Introduction
The Fine Tuning generator has been designed with the goal to find optimal molecules maximizing at lot of constraints simultaneously (models, descriptors, substructures, similarity...). It is not chemistry-based and therefore does not work under the constraint of generating feasible molecules.
The Fine Tuning generate molecules close to the chemical space because the goal is not to find something different or novel, but to find a molecule which makes the consensus. It is most often used with QSAR models which impose by design to stay close to the training dataset due to applicability model constraints.
Use the Fine Tuning generator when the search is complex and fragment-based generation is not applicable.
NOTE:
- Play on the chemical space: by changing it, you guide the Fine Tuning generator in a different direction, as described in this article.
- Do not hesitate to add your own ideas as starting point.
Example Use-Case
Set-up
In theory, all the set-up options are optional, but the user is encouraged to use their best judgement from a chemistry perspective to obtain meaningful results in the applicability domain of the project.
Chemical Space
Here, select ≥1 datasets or specify SMILES that can be used to guide the generation.
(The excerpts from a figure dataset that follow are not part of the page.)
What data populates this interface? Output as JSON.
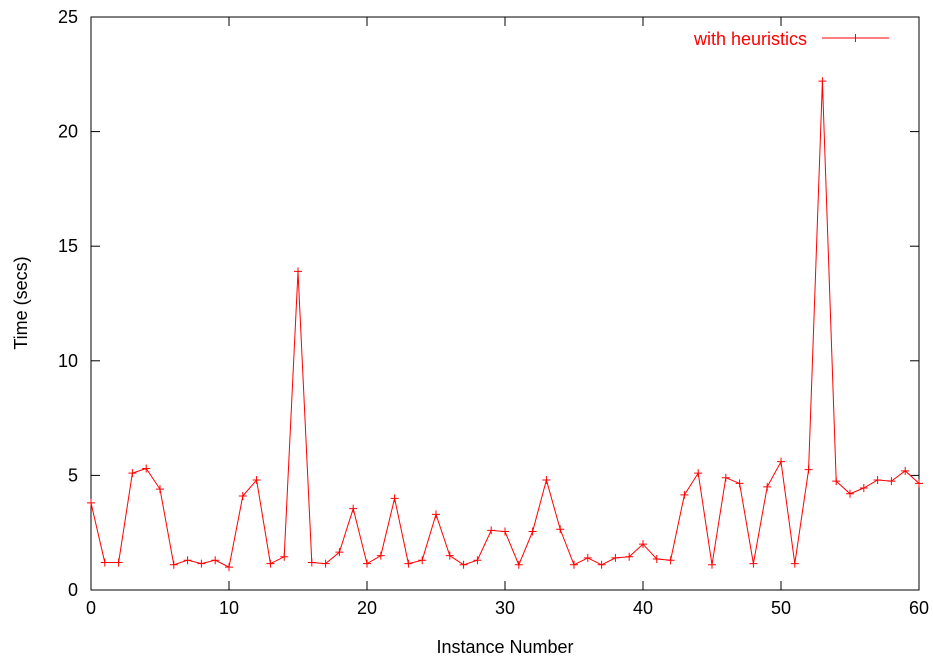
{
  "chart_data": {
    "type": "line",
    "xlabel": "Instance Number",
    "ylabel": "Time (secs)",
    "xlim": [
      0,
      60
    ],
    "ylim": [
      0,
      25
    ],
    "xticks": [
      0,
      10,
      20,
      30,
      40,
      50,
      60
    ],
    "yticks": [
      0,
      5,
      10,
      15,
      20,
      25
    ],
    "grid": false,
    "legend_position": "top-right",
    "series": [
      {
        "name": "with heuristics",
        "color": "#ff0000",
        "marker": "plus",
        "x": [
          0,
          1,
          2,
          3,
          4,
          5,
          6,
          7,
          8,
          9,
          10,
          11,
          12,
          13,
          14,
          15,
          16,
          17,
          18,
          19,
          20,
          21,
          22,
          23,
          24,
          25,
          26,
          27,
          28,
          29,
          30,
          31,
          32,
          33,
          34,
          35,
          36,
          37,
          38,
          39,
          40,
          41,
          42,
          43,
          44,
          45,
          46,
          47,
          48,
          49,
          50,
          51,
          52,
          53,
          54,
          55,
          56,
          57,
          58,
          59,
          60
        ],
        "y": [
          3.8,
          1.2,
          1.2,
          5.1,
          5.3,
          4.4,
          1.1,
          1.3,
          1.15,
          1.3,
          1.0,
          4.1,
          4.8,
          1.15,
          1.45,
          13.9,
          1.2,
          1.15,
          1.65,
          3.55,
          1.15,
          1.5,
          4.0,
          1.15,
          1.3,
          3.3,
          1.5,
          1.1,
          1.3,
          2.6,
          2.55,
          1.1,
          2.55,
          4.8,
          2.65,
          1.1,
          1.4,
          1.1,
          1.4,
          1.45,
          2.0,
          1.35,
          1.3,
          4.15,
          5.1,
          1.1,
          4.9,
          4.65,
          1.15,
          4.5,
          5.6,
          1.15,
          5.25,
          22.2,
          4.75,
          4.2,
          4.45,
          4.8,
          4.75,
          5.2,
          4.65
        ]
      }
    ]
  }
}
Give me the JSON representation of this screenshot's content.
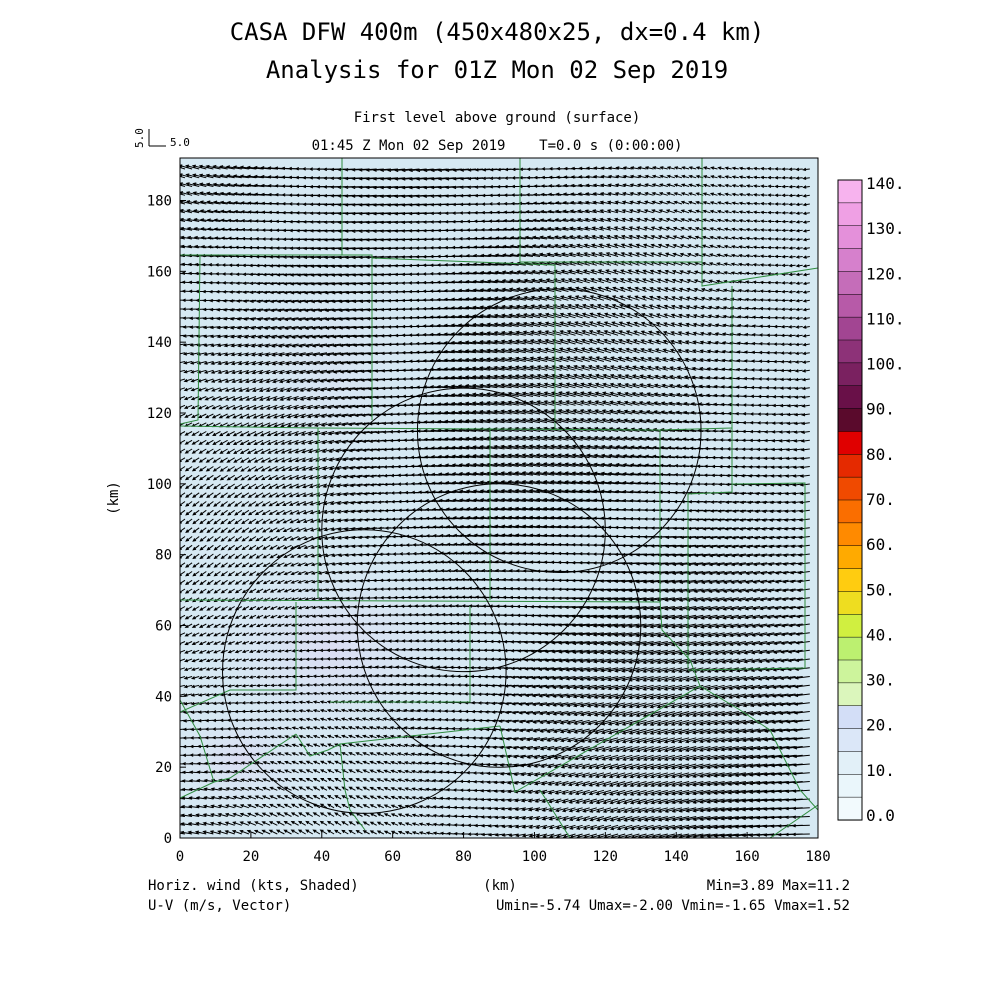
{
  "header": {
    "title_line1": "CASA DFW 400m (450x480x25, dx=0.4 km)",
    "title_line2": "Analysis for 01Z Mon 02 Sep 2019",
    "level": "First level above ground (surface)",
    "time": "01:45 Z Mon 02 Sep 2019    T=0.0 s (0:00:00)",
    "ref_vector_label": "5.0",
    "ref_vector_side": "5.0"
  },
  "footer": {
    "left1": "Horiz. wind (kts, Shaded)",
    "left2": "U-V (m/s, Vector)",
    "center": "(km)",
    "right1": "Min=3.89 Max=11.2",
    "right2": "Umin=-5.74 Umax=-2.00 Vmin=-1.65 Vmax=1.52"
  },
  "colors": {
    "background_field": "#d6e9f3",
    "boundary": "#2e8b3e",
    "circle": "#000000",
    "vector": "#000000"
  },
  "chart_data": {
    "type": "heatmap",
    "subtype": "wind vector field over shaded wind speed",
    "xlabel": "(km)",
    "ylabel": "(km)",
    "xlim": [
      0,
      180
    ],
    "ylim": [
      0,
      192
    ],
    "xticks": [
      "0",
      "20",
      "40",
      "60",
      "80",
      "100",
      "120",
      "140",
      "160",
      "180"
    ],
    "yticks": [
      "0",
      "20",
      "40",
      "60",
      "80",
      "100",
      "120",
      "140",
      "160",
      "180"
    ],
    "wind_field": {
      "u_min": -5.74,
      "u_max": -2.0,
      "v_min": -1.65,
      "v_max": 1.52,
      "speed_min": 3.89,
      "speed_max": 11.2
    },
    "radar_circles": [
      {
        "cx": 107,
        "cy": 115,
        "r": 40
      },
      {
        "cx": 80,
        "cy": 87,
        "r": 40
      },
      {
        "cx": 52,
        "cy": 47,
        "r": 40
      },
      {
        "cx": 90,
        "cy": 60,
        "r": 40
      }
    ],
    "colorbar": {
      "labels": [
        "140.",
        "130.",
        "120.",
        "110.",
        "100.",
        "90.",
        "80.",
        "70.",
        "60.",
        "50.",
        "40.",
        "30.",
        "20.",
        "10.",
        "0.0"
      ],
      "colors": [
        "#f7b3ee",
        "#efa0e4",
        "#e490da",
        "#d680cc",
        "#c56db9",
        "#b75aa8",
        "#a24592",
        "#8d3278",
        "#7a2160",
        "#691048",
        "#5a0a2c",
        "#e00000",
        "#e52a00",
        "#f04a00",
        "#fa6e00",
        "#ff8a00",
        "#ffaa00",
        "#ffcc10",
        "#eedd20",
        "#d0ef40",
        "#bcf070",
        "#cdf49c",
        "#dbf6bc",
        "#d3def7",
        "#dbe7f8",
        "#e2f0f8",
        "#eaf6fb",
        "#f2fafd"
      ]
    }
  }
}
This feature is strongly recommended so that the generator does not generate randomly.
Chemical constraints
Products: In this panel, add constraints on the final generated molecules. Input the SMARTS for required and/or forbidden substructures, or select a list of forbidden PAINS/Tox.
Rewards
Scoring APIs: Plug in external scores or models that can be accessed to guide this generation (see Scoring APIs).
QSAR: Select among trained QSAR Models to guide the generation around a defined target product profile (see QSAR). (Be careful to select Models whose applicability domain covers the chemical space you are exploring!)
Additional Scores
Post-Processors: Select any scores that will be calculated during the generation and available in post-processing (see Scorers).
Advanced
The Fine Tuning generator is a sequence-based generator i.e. it generates SMILES strings. It is designed to reproduce the distribution of molecules of a training dataset. It has been pre-trained on large public databases (like ChEMBL) to learn the SMILES syntax. Without any further training it generates diverse molecules from a very broad chemical space - which is of little interest when working on specific series / chemotypes. That’s why the chemical space is so crucial. The pre-trained generator will be fine-tuned on the chemical space to learn its distribution and generate compounds within it. This initialization is a preliminary step to optimization. First, the global generator is focused towards the chemical space, then it starts optimizing the given predicted properties.
During the initialization step, not only one generator but multiple ones (called agents) will focus on subsets of the input chemical space. So that if the chemical space is diverse (e.g with multiple chemical series) each agent will focus on a different part of the chemical space, to make sure that all the potential of the chemical space is exploited. This must be kept in mind when designing a chemical space: compounds that are actually of no interest shouldn’t be included, otherwise resources will be dedicated to train agents on these molecules. A typical case is when the initial dataset contains historical data from series that have been discarded. This data should be removed from the chemical space or else Makya will generate within these series. However, the predictors should be trained on the whole dataset.